I was originally going to go with XCode for development on OSX – I’d really love to learn how to use that well as it seems quite different to most other editors and not intuitive for me. Ultimately however I decided against it because it doesn’t work well with CMake (I think I would have to constantly be re-loading the project) and, at the time anyway, I was thinking that I really wanted to work with QT Quick and other Qt technologies.

So I decided to go with Qt Creator as a development IDE. It is certainly a huge pleasure to use, and has more than the usual amount of high-level functionality one would expect in a C++ development environment. As a bonus it has fairly decent integration with CMake – the only missing aspect here is that it doesn’t allow you to easily add files to your CMake project, but I have made a few tools that allow me to do this easly from the command prompt (more below.)

The main problem I’ve had so far is that in order to use the latest C++11 functionality I went with Clang over GCC as a compiler.

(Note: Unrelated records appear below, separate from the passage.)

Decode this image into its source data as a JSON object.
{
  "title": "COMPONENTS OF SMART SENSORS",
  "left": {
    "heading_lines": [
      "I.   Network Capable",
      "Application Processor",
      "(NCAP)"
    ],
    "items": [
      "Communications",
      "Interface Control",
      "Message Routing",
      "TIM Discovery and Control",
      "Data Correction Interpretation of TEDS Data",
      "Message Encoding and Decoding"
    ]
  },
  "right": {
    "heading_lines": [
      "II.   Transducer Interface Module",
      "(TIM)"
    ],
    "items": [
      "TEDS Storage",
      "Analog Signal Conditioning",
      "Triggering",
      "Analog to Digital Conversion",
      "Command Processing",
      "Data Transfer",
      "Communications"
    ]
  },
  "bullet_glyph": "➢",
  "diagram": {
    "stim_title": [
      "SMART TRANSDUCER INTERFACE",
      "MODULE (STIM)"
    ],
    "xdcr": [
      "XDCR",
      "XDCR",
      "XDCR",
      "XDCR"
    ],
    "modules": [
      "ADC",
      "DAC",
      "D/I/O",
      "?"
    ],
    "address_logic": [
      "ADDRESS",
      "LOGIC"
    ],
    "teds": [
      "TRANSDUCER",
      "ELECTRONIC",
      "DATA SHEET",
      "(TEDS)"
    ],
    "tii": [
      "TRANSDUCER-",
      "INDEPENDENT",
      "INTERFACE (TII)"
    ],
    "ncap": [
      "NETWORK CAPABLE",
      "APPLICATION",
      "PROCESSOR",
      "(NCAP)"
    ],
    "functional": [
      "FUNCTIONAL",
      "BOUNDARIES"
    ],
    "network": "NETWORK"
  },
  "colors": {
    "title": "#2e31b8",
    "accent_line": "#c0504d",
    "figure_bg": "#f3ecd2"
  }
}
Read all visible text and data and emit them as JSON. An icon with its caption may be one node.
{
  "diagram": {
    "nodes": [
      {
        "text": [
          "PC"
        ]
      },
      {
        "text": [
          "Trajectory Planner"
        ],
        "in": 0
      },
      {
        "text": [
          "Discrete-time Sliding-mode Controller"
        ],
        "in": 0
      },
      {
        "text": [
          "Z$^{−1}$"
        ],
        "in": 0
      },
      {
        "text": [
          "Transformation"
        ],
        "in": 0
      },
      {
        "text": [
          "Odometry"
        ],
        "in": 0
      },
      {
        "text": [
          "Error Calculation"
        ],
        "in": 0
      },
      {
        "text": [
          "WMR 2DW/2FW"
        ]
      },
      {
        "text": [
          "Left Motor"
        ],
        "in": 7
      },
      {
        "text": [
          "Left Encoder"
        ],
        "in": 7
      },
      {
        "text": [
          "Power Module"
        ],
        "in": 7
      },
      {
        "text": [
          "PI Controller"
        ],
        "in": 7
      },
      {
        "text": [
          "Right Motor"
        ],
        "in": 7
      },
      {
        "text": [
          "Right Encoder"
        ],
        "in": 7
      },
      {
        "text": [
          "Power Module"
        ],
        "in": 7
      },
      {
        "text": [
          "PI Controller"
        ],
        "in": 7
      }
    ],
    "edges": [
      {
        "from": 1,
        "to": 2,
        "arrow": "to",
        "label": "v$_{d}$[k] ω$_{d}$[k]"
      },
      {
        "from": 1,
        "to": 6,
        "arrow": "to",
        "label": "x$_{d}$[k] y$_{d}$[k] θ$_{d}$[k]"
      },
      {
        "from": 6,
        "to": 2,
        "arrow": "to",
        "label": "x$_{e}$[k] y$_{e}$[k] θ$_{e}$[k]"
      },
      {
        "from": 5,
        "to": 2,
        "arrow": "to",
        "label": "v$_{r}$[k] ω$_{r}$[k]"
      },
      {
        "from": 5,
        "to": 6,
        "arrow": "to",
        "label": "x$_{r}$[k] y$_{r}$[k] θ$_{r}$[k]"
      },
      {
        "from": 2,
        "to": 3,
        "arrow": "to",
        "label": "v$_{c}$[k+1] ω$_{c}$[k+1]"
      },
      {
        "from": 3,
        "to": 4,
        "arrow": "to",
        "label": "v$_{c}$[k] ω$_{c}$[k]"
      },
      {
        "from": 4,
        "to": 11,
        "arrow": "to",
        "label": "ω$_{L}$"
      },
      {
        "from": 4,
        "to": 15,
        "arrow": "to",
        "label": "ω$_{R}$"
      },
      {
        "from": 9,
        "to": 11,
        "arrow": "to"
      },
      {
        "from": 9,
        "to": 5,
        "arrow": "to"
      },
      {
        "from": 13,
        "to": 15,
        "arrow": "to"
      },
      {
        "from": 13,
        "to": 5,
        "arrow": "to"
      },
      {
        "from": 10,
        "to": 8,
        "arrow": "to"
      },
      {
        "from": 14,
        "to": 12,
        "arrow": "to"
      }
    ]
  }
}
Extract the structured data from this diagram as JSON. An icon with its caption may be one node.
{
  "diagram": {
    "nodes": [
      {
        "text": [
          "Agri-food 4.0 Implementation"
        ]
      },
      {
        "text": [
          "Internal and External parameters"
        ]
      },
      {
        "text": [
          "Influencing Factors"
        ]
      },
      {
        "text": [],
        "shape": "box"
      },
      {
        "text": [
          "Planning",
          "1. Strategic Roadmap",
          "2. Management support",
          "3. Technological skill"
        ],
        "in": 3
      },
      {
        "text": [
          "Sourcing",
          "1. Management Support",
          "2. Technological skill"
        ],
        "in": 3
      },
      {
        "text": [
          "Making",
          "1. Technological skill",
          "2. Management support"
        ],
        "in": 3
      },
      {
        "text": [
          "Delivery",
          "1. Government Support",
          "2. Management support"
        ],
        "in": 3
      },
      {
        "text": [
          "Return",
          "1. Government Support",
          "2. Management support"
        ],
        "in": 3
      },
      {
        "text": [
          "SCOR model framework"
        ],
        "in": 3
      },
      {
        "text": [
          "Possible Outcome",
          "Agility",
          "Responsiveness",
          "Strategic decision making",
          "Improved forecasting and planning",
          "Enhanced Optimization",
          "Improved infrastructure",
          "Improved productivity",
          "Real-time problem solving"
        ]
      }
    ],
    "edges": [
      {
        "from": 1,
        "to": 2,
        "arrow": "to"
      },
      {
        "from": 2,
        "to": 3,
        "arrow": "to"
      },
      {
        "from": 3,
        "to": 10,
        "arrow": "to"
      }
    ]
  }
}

While Qt Creator supports this, it still seems to try to use the GDB and GProf etc for debugging and profiling, which don’t work with Clang. I am going to spend some time soon figuring out how to fix this, but it seems to involve creating a new ‘kit’ that defines which dev tools the IDE should invoke. It seems complicated however…

OSX Development

I really enjoy working on OSX – it has all the goodness of a good linux development environment along with some really smooth apps.

One of the worst aspects of Windows development is the extremely weak command line environment. The history of the command line shell (MS-DOS prompt) still seems mired in its QDOS (Quick and Dirty Operating System) origins from the very early ‘80s. While it supports basic pipes and has a few commands like find and… erm… anyway, while it has some limited functionality available, it is not a scratch on the highly evolved GNU/Linux environment that has been continually improved over the last 30 years or so. If you want a tool that does anything moderately complex in Windows you need to find one on the internet generally, whereas in Linux there is no limit to what can be accomplished with sed, grep, find, cut, awk, tr and the like.

For instance, one real annoying aspect of C++ development for me has always been the relative difficulty of creating new projects. Java IDEs can easily provide the ability to create new projects and packages through a simple right-click in your project tree, because Java is very opinionated about where such files go. C++ just requires the symbols to exist at link time, so they could come from anywhere, and there are limitless conventions about how to manage header files in your filesystem.

I have my own conventions for managing my hierarchy of source and header files, and decided to create template projects and modules (my own abstraction for this project) and create shell scripts that allow me to set up entirely new projects with a simple x.new-module thing Thing, which will create all the necessary headers, source files and CMake files, with default sensible names and namespaces, and include them into my current project. This would have been a nightmare to put together in Windows but has been trivial in OSX.

Next steps

I recently added the all-important geo-spatial partitioning in a very simple way, but this seemed to cause some significant performance penalties. I have decided to take the plunge and figure out how to get the profiler working properly with Qt Creator to help me investigate this, because working on a large project without a profiler is like driving a car with a map but no windows – it’s hard to tell if you’re still on the road.

I really want to get some graphics in there but I have no experience with that, so am considering messing around with shaders to see if I can get a good lighting model in there first. This should really help me figure out the environmental aesthetic I’m going for.

At some stage I’ll need to figure out how I’m going to make the game overlays such as menus, dialogs, text boxes etc. Previously I’ve used SFGUI (works well with SFML which is the C++ GUI library I’m using) but I would like to see if I can get QT Quick and QML working with SFML. I don’t want to spend too long on this however because I intend to move the GUI code to perhaps another language (C# and Unity) so effort spent on the GUI might be ultimately wasted.